Prove that a^(1/n) is an integer or is irrational

[RJLiberator]

Homework Statement

Let a and n be positive integers. Prove that a^(1/n) is either an integer or is irrational.

Homework Equations

The Attempt at a Solution

Proof:
If a^(1/n) = x/y where y divides x, then we have an integer.
If a^(1/n) = x/y where y does not divide x, then
a = (a^(1/n))^n = x^n/y^n is NOT an integer since y^n does not divide x^n. However, this is a contradiction as we declared a to be a positive integer.
Thus, a^(1/n) must be an integer.

However, is neglecting the important part of irrationality.
In my proof, I have convinced myself that a^(1/n) is an integer. But this is obviously not true as 4^(1/3) is irrational.
Where did I go wrong?

Perhaps there is another case?

 

[Samy_A]

Homework Statement

Let a and n be positive integers. Prove that a^(1/n) is either an integer or is irrational.

Homework Equations

The Attempt at a Solution

Proof:
If a^(1/n) = x/y where y divides x, then we have an integer.
If a^(1/n) = x/y where y does not divide x, then
a = (a^(1/n))^n = x^n/y^n is NOT an integer since y^n does not divide x^n. However, this is a contradiction as we declared a to be a positive integer.
Thus, a^(1/n) must be an integer.

However, is neglecting the important part of irrationality.
In my proof, I have convinced myself that a^(1/n) is an integer. But this is obviously not true as 4^(1/3) is irrational.
Where did I go wrong?

Perhaps there is another case?

Looks ok until :"Thus, a^(1/n) must be an integer." Look more carefully at which hypothesis led to a contradiction.

 

[RJLiberator]

So the hypothesis that led to the contradiction is "if a^(1/n) = x/y where y does not divide x"

This seems to imply that y does divide x. But the first if statement shows that If a^(1/n) = x/y where y divides x, then we have an integer.

Perhaps you are telling me that If a^(1/n) = x/y where y does not divide x, then we have an irrational number.
Is that the connection that I was missing?

 

[Samy_A]

So the hypothesis that led to the contradiction is "if a^(1/n) = x/y where y does not divide x"

This seems to imply that y does divide x. But the first if statement shows that If a^(1/n) = x/y where y divides x, then we have an integer.

Perhaps you are telling me that If a^(1/n) = x/y where y does not divide x, then we have an irrational number.
Is that the connection that I was missing?

Correct, a^(1/n) = x/y where y does not divide x leads to a contradiction.

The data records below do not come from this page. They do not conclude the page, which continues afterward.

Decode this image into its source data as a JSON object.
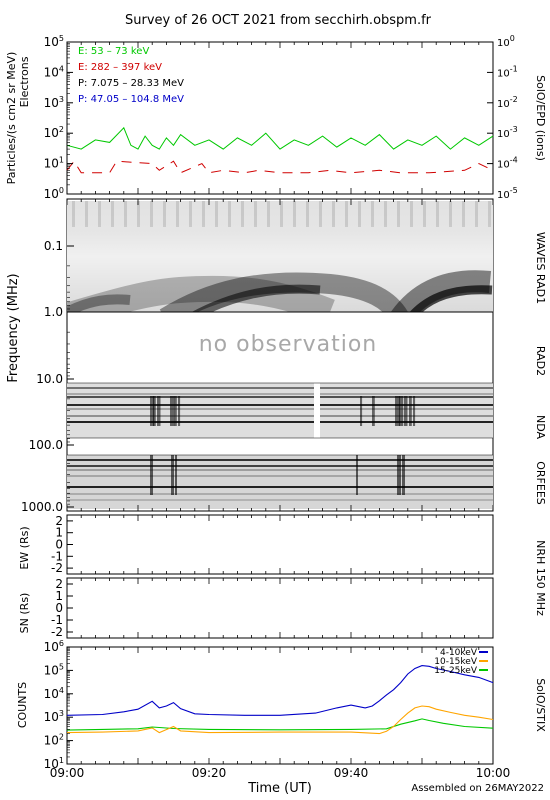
{
  "title": "Survey of 26 OCT 2021 from secchirh.obspm.fr",
  "footer": "Assembled on 26MAY2022",
  "no_observation": "no observation",
  "chart_data": [
    {
      "type": "line",
      "panel": "epd",
      "ylabel": "Particles/(s cm2 sr MeV)",
      "ylabel2": "Electrons",
      "right_label": "SolO/EPD  (ions)",
      "yscale": "log",
      "ylim": [
        1,
        100000
      ],
      "y_ticks": [
        "10^0",
        "10^1",
        "10^2",
        "10^3",
        "10^4",
        "10^5"
      ],
      "y2lim": [
        1e-05,
        1
      ],
      "y2_ticks": [
        "10^-5",
        "10^-4",
        "10^-3",
        "10^-2",
        "10^-1",
        "10^0"
      ],
      "xlim": [
        "09:00",
        "10:00"
      ],
      "series": [
        {
          "name": "E: 53 – 73 keV",
          "color": "#00c800",
          "x": [
            "09:00",
            "09:02",
            "09:04",
            "09:06",
            "09:08",
            "09:09",
            "09:10",
            "09:11",
            "09:12",
            "09:13",
            "09:14",
            "09:15",
            "09:16",
            "09:18",
            "09:20",
            "09:22",
            "09:24",
            "09:26",
            "09:28",
            "09:30",
            "09:32",
            "09:34",
            "09:36",
            "09:38",
            "09:40",
            "09:42",
            "09:44",
            "09:46",
            "09:48",
            "09:50",
            "09:52",
            "09:54",
            "09:56",
            "09:58",
            "10:00"
          ],
          "values": [
            40,
            30,
            60,
            50,
            150,
            40,
            30,
            80,
            40,
            30,
            70,
            40,
            90,
            40,
            60,
            30,
            70,
            40,
            100,
            30,
            60,
            40,
            80,
            35,
            70,
            40,
            90,
            30,
            60,
            40,
            80,
            30,
            70,
            40,
            80
          ]
        },
        {
          "name": "E: 282 – 397 keV",
          "color": "#d00000",
          "x": [
            "09:00",
            "09:01",
            "09:02",
            "09:03",
            "09:06",
            "09:07",
            "09:12",
            "09:13",
            "09:15",
            "09:16",
            "09:19",
            "09:20",
            "09:22",
            "09:25",
            "09:27",
            "09:30",
            "09:34",
            "09:37",
            "09:40",
            "09:44",
            "09:47",
            "09:51",
            "09:56",
            "09:58",
            "10:00"
          ],
          "values": [
            6,
            12,
            5,
            5,
            5,
            12,
            10,
            6,
            12,
            5,
            10,
            5,
            6,
            5,
            6,
            5,
            5,
            6,
            5,
            6,
            5,
            5,
            6,
            10,
            6
          ]
        },
        {
          "name": "P: 7.075 – 28.33 MeV",
          "color": "#000000",
          "x": [],
          "values": []
        },
        {
          "name": "P: 47.05 – 104.8 MeV",
          "color": "#0000c8",
          "x": [],
          "values": []
        }
      ]
    },
    {
      "type": "heatmap",
      "panel": "radio",
      "ylabel": "Frequency (MHz)",
      "yscale": "log",
      "ylim": [
        0.03,
        1500
      ],
      "y_ticks": [
        "0.1",
        "1.0",
        "10.0",
        "100.0",
        "1000.0"
      ],
      "instruments": [
        "WAVES RAD1",
        "RAD2",
        "NDA",
        "ORFEES"
      ],
      "xlim": [
        "09:00",
        "10:00"
      ]
    },
    {
      "type": "line",
      "panel": "nrh_ew",
      "ylabel": "EW (Rs)",
      "right_label": "NRH  150  MHz",
      "ylim": [
        -2.5,
        2.5
      ],
      "y_ticks": [
        "-2",
        "-1",
        "0",
        "1",
        "2"
      ],
      "series": []
    },
    {
      "type": "line",
      "panel": "nrh_sn",
      "ylabel": "SN (Rs)",
      "ylim": [
        -2.5,
        2.5
      ],
      "y_ticks": [
        "-2",
        "-1",
        "0",
        "1",
        "2"
      ],
      "series": []
    },
    {
      "type": "line",
      "panel": "stix",
      "ylabel": "COUNTS",
      "right_label": "SolO/STIX",
      "yscale": "log",
      "ylim": [
        10,
        1000000
      ],
      "y_ticks": [
        "10^1",
        "10^2",
        "10^3",
        "10^4",
        "10^5",
        "10^6"
      ],
      "xlabel": "Time (UT)",
      "x_ticks": [
        "09:00",
        "09:20",
        "09:40",
        "10:00"
      ],
      "xlim": [
        "09:00",
        "10:00"
      ],
      "series": [
        {
          "name": "4-10keV",
          "color": "#0000c8",
          "x": [
            "09:00",
            "09:05",
            "09:08",
            "09:10",
            "09:12",
            "09:13",
            "09:14",
            "09:15",
            "09:16",
            "09:18",
            "09:20",
            "09:25",
            "09:30",
            "09:35",
            "09:38",
            "09:40",
            "09:42",
            "09:43",
            "09:44",
            "09:45",
            "09:46",
            "09:47",
            "09:48",
            "09:49",
            "09:50",
            "09:51",
            "09:52",
            "09:54",
            "09:56",
            "09:58",
            "10:00"
          ],
          "values": [
            1200,
            1300,
            1700,
            2200,
            4800,
            2500,
            3000,
            4200,
            2300,
            1400,
            1300,
            1200,
            1200,
            1500,
            2500,
            3300,
            2500,
            3000,
            5000,
            9000,
            15000,
            30000,
            70000,
            120000,
            160000,
            150000,
            120000,
            90000,
            65000,
            50000,
            30000
          ]
        },
        {
          "name": "10-15keV",
          "color": "#ffa500",
          "x": [
            "09:00",
            "09:05",
            "09:10",
            "09:12",
            "09:13",
            "09:15",
            "09:16",
            "09:20",
            "09:30",
            "09:40",
            "09:44",
            "09:45",
            "09:46",
            "09:47",
            "09:48",
            "09:49",
            "09:50",
            "09:51",
            "09:52",
            "09:54",
            "09:56",
            "09:58",
            "10:00"
          ],
          "values": [
            220,
            230,
            260,
            350,
            220,
            400,
            260,
            220,
            230,
            230,
            200,
            250,
            400,
            800,
            1500,
            2500,
            3000,
            2800,
            2200,
            1600,
            1200,
            1000,
            800
          ]
        },
        {
          "name": "15-25keV",
          "color": "#00c800",
          "x": [
            "09:00",
            "09:05",
            "09:10",
            "09:12",
            "09:15",
            "09:20",
            "09:30",
            "09:40",
            "09:45",
            "09:47",
            "09:49",
            "09:50",
            "09:51",
            "09:53",
            "09:56",
            "10:00"
          ],
          "values": [
            280,
            300,
            320,
            380,
            330,
            300,
            290,
            300,
            320,
            500,
            700,
            850,
            720,
            550,
            400,
            340
          ]
        }
      ]
    }
  ]
}
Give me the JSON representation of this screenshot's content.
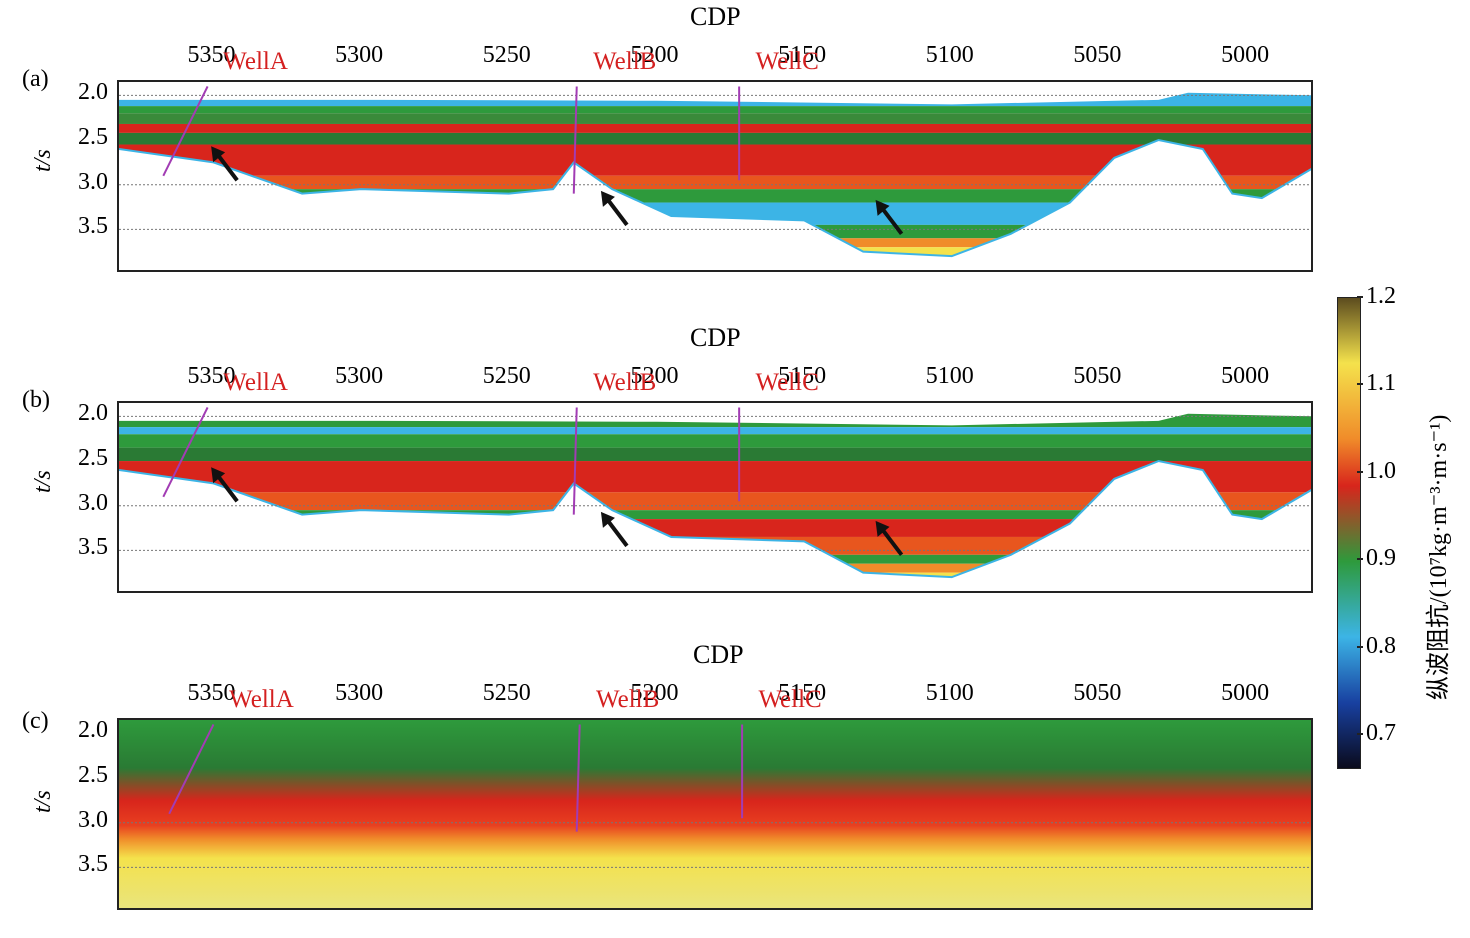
{
  "chart_data": [
    {
      "type": "heatmap",
      "panel_label": "(a)",
      "xlabel": "CDP",
      "ylabel_var": "t",
      "ylabel_unit": "/s",
      "x_ticks": [
        "5350",
        "5300",
        "5250",
        "5200",
        "5150",
        "5100",
        "5050",
        "5000"
      ],
      "y_ticks": [
        "2.0",
        "2.5",
        "3.0",
        "3.5"
      ],
      "xlim": [
        5382,
        4977
      ],
      "ylim": [
        1.85,
        4.0
      ],
      "wells": [
        {
          "name": "WellA",
          "cdp_top": 5352,
          "cdp_bottom": 5367,
          "t_top": 1.9,
          "t_bottom": 2.9
        },
        {
          "name": "WellB",
          "cdp_top": 5227,
          "cdp_bottom": 5228,
          "t_top": 1.9,
          "t_bottom": 3.1
        },
        {
          "name": "WellC",
          "cdp_top": 5172,
          "cdp_bottom": 5172,
          "t_top": 1.9,
          "t_bottom": 2.95
        }
      ],
      "arrows": [
        {
          "cdp": 5342,
          "t": 2.95
        },
        {
          "cdp": 5210,
          "t": 3.45
        },
        {
          "cdp": 5117,
          "t": 3.55
        }
      ],
      "gridlines_y": [
        2.0,
        3.0,
        3.5
      ]
    },
    {
      "type": "heatmap",
      "panel_label": "(b)",
      "xlabel": "CDP",
      "ylabel_var": "t",
      "ylabel_unit": "/s",
      "x_ticks": [
        "5350",
        "5300",
        "5250",
        "5200",
        "5150",
        "5100",
        "5050",
        "5000"
      ],
      "y_ticks": [
        "2.0",
        "2.5",
        "3.0",
        "3.5"
      ],
      "xlim": [
        5382,
        4977
      ],
      "ylim": [
        1.85,
        4.0
      ],
      "wells": [
        {
          "name": "WellA",
          "cdp_top": 5352,
          "cdp_bottom": 5367,
          "t_top": 1.9,
          "t_bottom": 2.9
        },
        {
          "name": "WellB",
          "cdp_top": 5227,
          "cdp_bottom": 5228,
          "t_top": 1.9,
          "t_bottom": 3.1
        },
        {
          "name": "WellC",
          "cdp_top": 5172,
          "cdp_bottom": 5172,
          "t_top": 1.9,
          "t_bottom": 2.95
        }
      ],
      "arrows": [
        {
          "cdp": 5342,
          "t": 2.95
        },
        {
          "cdp": 5210,
          "t": 3.45
        },
        {
          "cdp": 5117,
          "t": 3.55
        }
      ],
      "gridlines_y": [
        2.0,
        3.0,
        3.5
      ]
    },
    {
      "type": "heatmap",
      "panel_label": "(c)",
      "xlabel": "CDP",
      "ylabel_var": "t",
      "ylabel_unit": "/s",
      "x_ticks": [
        "5350",
        "5300",
        "5250",
        "5200",
        "5150",
        "5100",
        "5050",
        "5000"
      ],
      "y_ticks": [
        "2.0",
        "2.5",
        "3.0",
        "3.5"
      ],
      "xlim": [
        5382,
        4977
      ],
      "ylim": [
        1.85,
        4.0
      ],
      "wells": [
        {
          "name": "WellA",
          "cdp_top": 5350,
          "cdp_bottom": 5365,
          "t_top": 1.9,
          "t_bottom": 2.9
        },
        {
          "name": "WellB",
          "cdp_top": 5226,
          "cdp_bottom": 5227,
          "t_top": 1.9,
          "t_bottom": 3.1
        },
        {
          "name": "WellC",
          "cdp_top": 5171,
          "cdp_bottom": 5171,
          "t_top": 1.9,
          "t_bottom": 2.95
        }
      ],
      "arrows": [],
      "gridlines_y": [
        3.0,
        3.5
      ]
    }
  ],
  "colorbar": {
    "label": "纵波阻抗/(10⁷kg·m⁻³·m·s⁻¹)",
    "ticks": [
      "1.2",
      "1.1",
      "1.0",
      "0.9",
      "0.8",
      "0.7"
    ],
    "range": [
      0.66,
      1.2
    ],
    "colors": {
      "top": "#5a4a1e",
      "yellow": "#f4e24c",
      "orange": "#f08c2a",
      "red": "#d8251c",
      "green": "#2e9a3c",
      "cyan": "#3cb4e6",
      "blue": "#1840a0",
      "bottom": "#0a0a1a"
    }
  }
}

Which kind of real numbers can not be expressed as x/y where y does not divide x? (Although you didn't state it explicitly, I assume that x and y are integers.)

 

[RJLiberator]

Which kind of real numbers can not be expressed as x/y where y does not divide x?

Irrational numbers!

Proof:
If a^(1/n) = x/y where y divides x, then we have an integer.
If a^(1/n) = x/y where y does not divide x, then
a = (a^(1/n))^n = x^n/y^n is NOT an integer since y^n does not divide x^n. However, this is a contradiction as we declared a to be a positive integer.
And so a^(1/n) cannot be expressed as a rational number or an integer, therefore it is irrational.
end.

So we have covered both possibilities and showed the routes to an integer and to an irrational number.

 

[WWGD]

Hi again, RJ:If you want to generalize this, you can use the proof of the irrationality of $\sqrt 2$ to show that the n-th root of $p/q$ is rational only if $p/q =a^{nj}/b^{nk}$ for integers $a,b,n,j,k$. Or it is just a good result to know, to keep handy, even without a proof.

 

[RJLiberator]

Yes, We went over that proof in class prior to this homework question. I also noticed it elsewhere on the web when I checked in with this problem.

Seems like a highly popular proof to know.

 

[WWGD]

Yes, We went over that proof in class prior to this homework question. I also noticed it elsewhere on the web when I checked in with this problem.

Seems like a highly popular proof to know.

Yes, I see it as a fun combo of number theory and Calculus/Analysis, which one may believe at first have little overlap.